September 17, 2025
By Frances Chamberlain
Photographs by Rana Faure
Joy Brown’s human-like sculptures are watching you, everywhere you go. Their benign faces are not blank, but whimsical, humorous even. The faces of the large oven-fired figures have deep-set eyes and small open mouths, and seem to watch as people walk around them.
“I work in clay because it makes me happy. Calm, grounded,” Brown says. “And I think when other people see them, they feel happy—and that in itself is a healing force in this old world.”

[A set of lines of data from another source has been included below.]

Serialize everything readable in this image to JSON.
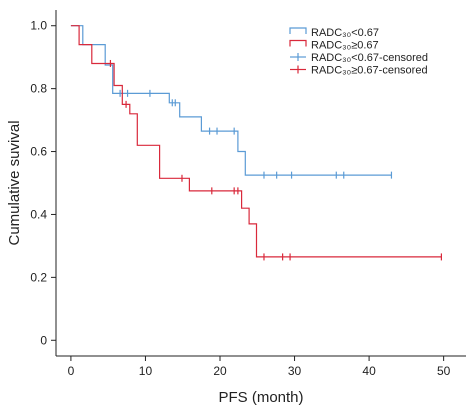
{
  "chart_data": {
    "type": "line",
    "subtype": "kaplan-meier-step",
    "title": "",
    "xlabel": "PFS (month)",
    "ylabel": "Cumulative suvival",
    "xlim": [
      -2,
      53
    ],
    "ylim": [
      -0.05,
      1.05
    ],
    "xticks": [
      0,
      10,
      20,
      30,
      40,
      50
    ],
    "xtick_labels": [
      "0",
      "10",
      "20",
      "30",
      "40",
      "50"
    ],
    "yticks": [
      0,
      0.2,
      0.4,
      0.6,
      0.8,
      1.0
    ],
    "ytick_labels": [
      "0",
      "0.2",
      "0.4",
      "0.6",
      "0.8",
      "1.0"
    ],
    "grid": false,
    "legend_position": "top-right",
    "series": [
      {
        "name": "RADC₃₀<0.67",
        "color": "#5b9bd5",
        "steps": [
          [
            0,
            1.0
          ],
          [
            1.6,
            1.0
          ],
          [
            1.6,
            0.94
          ],
          [
            4.6,
            0.94
          ],
          [
            4.6,
            0.875
          ],
          [
            5.6,
            0.875
          ],
          [
            5.6,
            0.785
          ],
          [
            13.2,
            0.785
          ],
          [
            13.2,
            0.755
          ],
          [
            14.6,
            0.755
          ],
          [
            14.6,
            0.71
          ],
          [
            17.5,
            0.71
          ],
          [
            17.5,
            0.665
          ],
          [
            22.4,
            0.665
          ],
          [
            22.4,
            0.6
          ],
          [
            23.4,
            0.6
          ],
          [
            23.4,
            0.525
          ],
          [
            43.0,
            0.525
          ]
        ],
        "censored": [
          [
            6.6,
            0.785
          ],
          [
            7.6,
            0.785
          ],
          [
            10.6,
            0.785
          ],
          [
            13.6,
            0.755
          ],
          [
            14.0,
            0.755
          ],
          [
            18.6,
            0.665
          ],
          [
            19.6,
            0.665
          ],
          [
            21.9,
            0.665
          ],
          [
            25.9,
            0.525
          ],
          [
            27.6,
            0.525
          ],
          [
            29.6,
            0.525
          ],
          [
            35.6,
            0.525
          ],
          [
            36.6,
            0.525
          ],
          [
            43.0,
            0.525
          ]
        ]
      },
      {
        "name": "RADC₃₀≥0.67",
        "color": "#d9293b",
        "steps": [
          [
            0,
            1.0
          ],
          [
            1.1,
            1.0
          ],
          [
            1.1,
            0.94
          ],
          [
            2.8,
            0.94
          ],
          [
            2.8,
            0.88
          ],
          [
            5.8,
            0.88
          ],
          [
            5.8,
            0.81
          ],
          [
            6.9,
            0.81
          ],
          [
            6.9,
            0.75
          ],
          [
            7.9,
            0.75
          ],
          [
            7.9,
            0.72
          ],
          [
            8.9,
            0.72
          ],
          [
            8.9,
            0.62
          ],
          [
            11.9,
            0.62
          ],
          [
            11.9,
            0.515
          ],
          [
            15.9,
            0.515
          ],
          [
            15.9,
            0.475
          ],
          [
            22.9,
            0.475
          ],
          [
            22.9,
            0.42
          ],
          [
            23.9,
            0.42
          ],
          [
            23.9,
            0.37
          ],
          [
            24.9,
            0.37
          ],
          [
            24.9,
            0.265
          ],
          [
            49.7,
            0.265
          ]
        ],
        "censored": [
          [
            5.3,
            0.88
          ],
          [
            7.4,
            0.75
          ],
          [
            14.9,
            0.515
          ],
          [
            18.9,
            0.475
          ],
          [
            21.9,
            0.475
          ],
          [
            22.4,
            0.475
          ],
          [
            25.9,
            0.265
          ],
          [
            28.4,
            0.265
          ],
          [
            29.4,
            0.265
          ],
          [
            49.7,
            0.265
          ]
        ]
      }
    ],
    "legend": [
      {
        "label": "RADC₃₀<0.67",
        "color": "#5b9bd5",
        "style": "step"
      },
      {
        "label": "RADC₃₀≥0.67",
        "color": "#d9293b",
        "style": "step"
      },
      {
        "label": "RADC₃₀<0.67-censored",
        "color": "#5b9bd5",
        "style": "censored"
      },
      {
        "label": "RADC₃₀≥0.67-censored",
        "color": "#d9293b",
        "style": "censored"
      }
    ]
  }
}
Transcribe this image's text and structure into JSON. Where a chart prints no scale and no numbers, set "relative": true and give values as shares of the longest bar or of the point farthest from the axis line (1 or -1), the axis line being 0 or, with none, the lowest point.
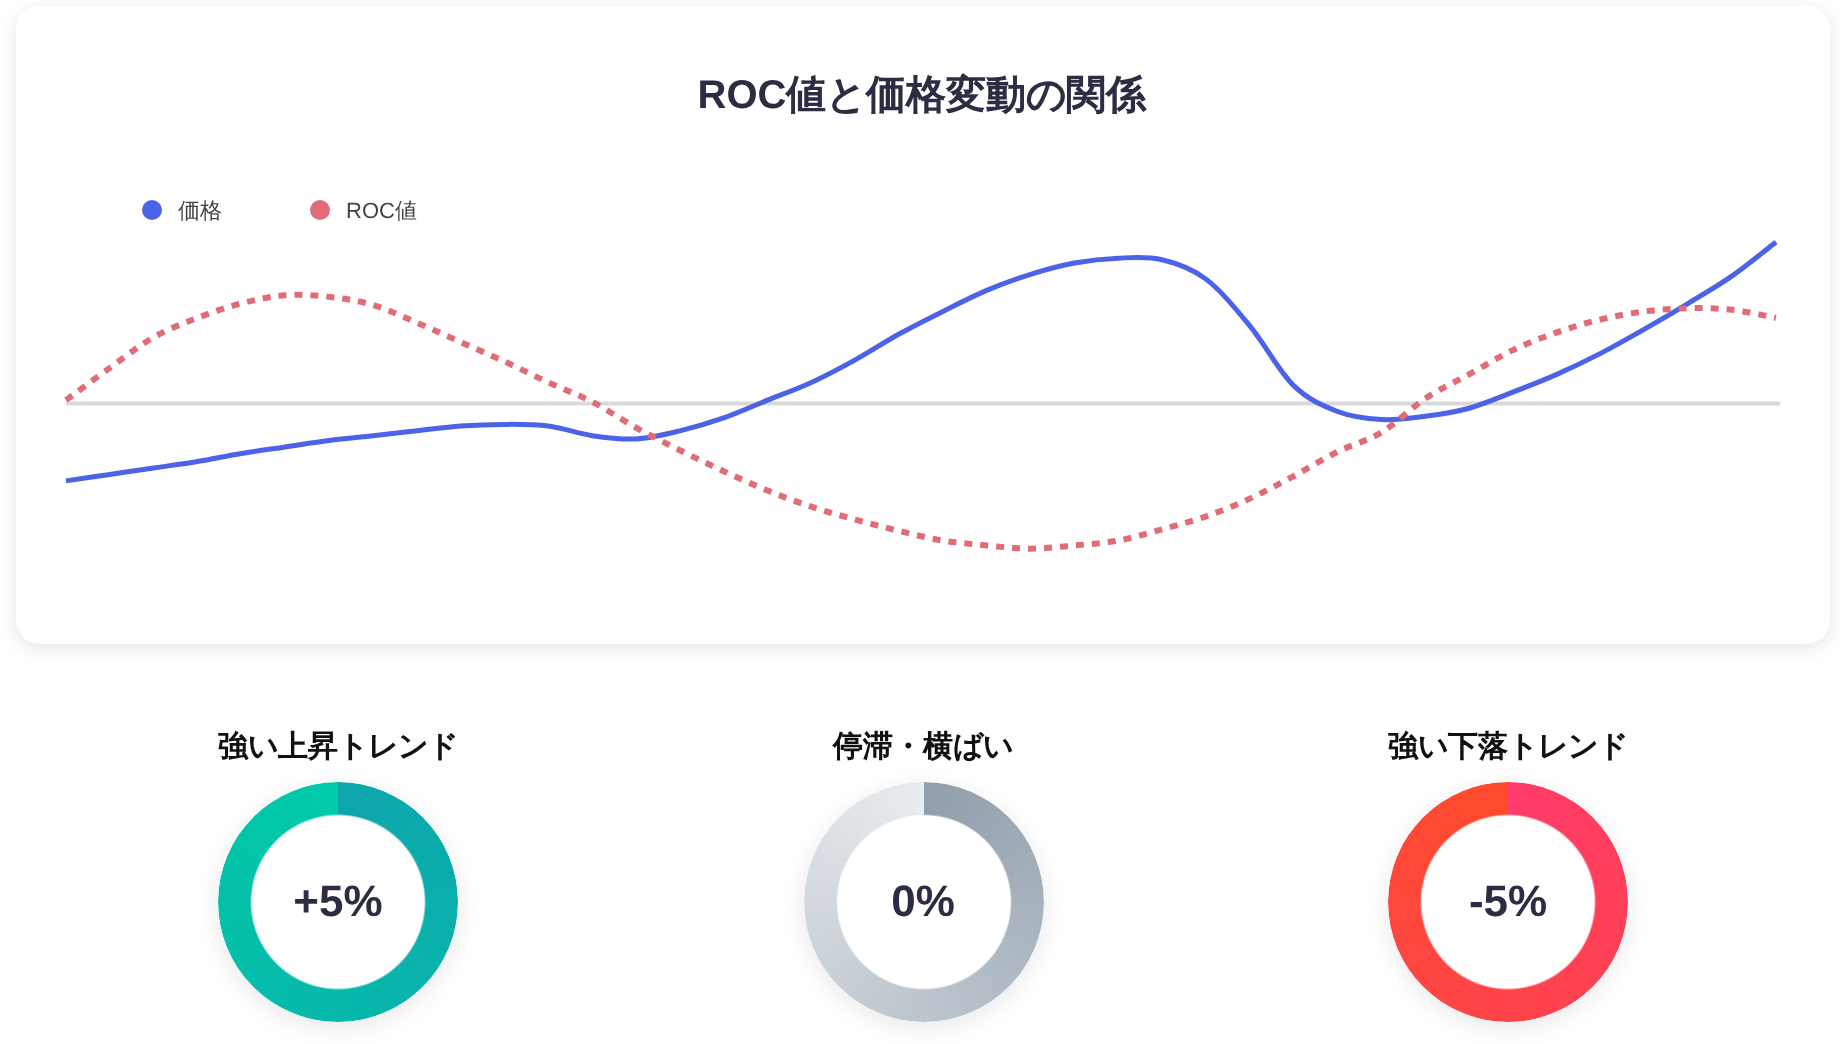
{
  "chart_data": [
    {
      "type": "line",
      "title": "ROC値と価格変動の関係",
      "relative": true,
      "legend": "top left",
      "categories": [
        null,
        null,
        null,
        null,
        null,
        null,
        null,
        null,
        null,
        null,
        null,
        null,
        null,
        null,
        null,
        null,
        null,
        null,
        null,
        null,
        null,
        null,
        null,
        null,
        null,
        null,
        null,
        null,
        null,
        null,
        null,
        null,
        null,
        null,
        null,
        null,
        null,
        null,
        null,
        null
      ],
      "series": [
        {
          "name": "価格",
          "color": "#4a63e8",
          "line_style": "solid",
          "values": [
            -0.48,
            -0.44,
            -0.4,
            -0.36,
            -0.31,
            -0.27,
            -0.23,
            -0.2,
            -0.17,
            -0.14,
            -0.13,
            -0.14,
            -0.2,
            -0.22,
            -0.17,
            -0.09,
            0.02,
            0.13,
            0.27,
            0.43,
            0.57,
            0.7,
            0.8,
            0.87,
            0.9,
            0.89,
            0.77,
            0.48,
            0.11,
            -0.05,
            -0.1,
            -0.08,
            -0.03,
            0.07,
            0.18,
            0.31,
            0.46,
            0.62,
            0.79,
            1
          ]
        },
        {
          "name": "ROC値",
          "color": "#e06c75",
          "line_style": "dashed",
          "values": [
            0.02,
            0.22,
            0.41,
            0.53,
            0.62,
            0.67,
            0.66,
            0.61,
            0.5,
            0.38,
            0.26,
            0.13,
            0.01,
            -0.15,
            -0.29,
            -0.42,
            -0.54,
            -0.64,
            -0.72,
            -0.79,
            -0.85,
            -0.88,
            -0.9,
            -0.88,
            -0.85,
            -0.78,
            -0.7,
            -0.59,
            -0.45,
            -0.3,
            -0.18,
            0.03,
            0.18,
            0.33,
            0.44,
            0.52,
            0.57,
            0.59,
            0.58,
            0.53
          ]
        }
      ]
    },
    {
      "type": "other",
      "title": "強い上昇トレンド",
      "annotations": [
        "+5%"
      ]
    },
    {
      "type": "other",
      "title": "停滞・横ばい",
      "annotations": [
        "0%"
      ]
    },
    {
      "type": "other",
      "title": "強い下落トレンド",
      "annotations": [
        "-5%"
      ]
    }
  ]
}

“When I saw my big pieces in New York City on Broadway, with everybody going about their business at crosswalks, and cars passing by, nobody paying any attention to the sculpture … The sculpture sat there quietly, watching all this going on. The sculptures are representative of that part of us that’s witnessing everything we do, our spirit self, watching, aware.”
Her work, Brown says, embodies a wholeness and presence. No doubt, a lot of her experience came from training with a traditional Japanese artist.
“At first, in Kyoto, in a very rigid medieval environment, I made sake cups. I helped in the studio, and then threw on the wheel. It was a kind of meditation, an intuitive connection.”

After Kyoto, she went to study with Shige Morioka in the mountains of Wakayama, Japan. “I gained a broad understanding of ceramics. It had a profound impact on my work.”
Brown had grown up in Japan, where her missionary father had started a hospital. After living in Osaka, she studied in the U.S. and then returned to focus on ceramics in Japan. After her apprenticeship she came to Wingdale, where she says she got over being shy because she had to sell her work.

After producing so many sake cups in Japan, her work evolved into small animals. “They were little spirit forms, not aware of age, gender, culture, or skin color,” she says. “They touched a human part of myself.”
She met Denny Cooper, her mentor, in 1993. “He made me see my spiritual way in a community.” They formed Still Mountain Center, a nonprofit, and opened the studio to busloads of schoolchildren. Teaching in front of groups of children through Still Mountain, she explains, brought another good skill.

“It’s healing for me, once a sculpture goes out,” she says, “and a healing thing when people see a sculpture. You put a clay cup to your lips, and it’s healing. Clay is what people have done for tens of thousands of years.”
At her studio, she uses a woodfired kiln to finish her work. “It’s a nine-day process, in a 30-foot-long tunnel, she says. “It starts like a campfire; after four days, we’re putting wood in every 15 to 20 minutes.” The front is bricked up and wood goes through vents.

“Firing is like asking the universe for what you need,” she says. “Working together is what brings people together.” She needs a lot of friends to help manage the firing for the nine days.

Her partner, Jimmy Griffin, doesn’t help with the firing but he’s essential in many other ways. “He’s a masterful, self-taught engineer, and can move sculptures that weigh from 1,200 to 1,800 pounds,” she says. “In his spare time, he likes to rebuild vintage Volvos.”
Brown is part of this year’s Clay Way Studio Tour, which will take place on October 18 and 19, from 10 am to 5 pm. She is also the subject of a documentary, The Art of Joy Brown, by Eduardo Monte-Bradley.

The film about Joy’s work, “The Art of Joy Brown” has been accepted at the Mystic film festival and it will screen Otober 4, 11:30 AM in Mystic.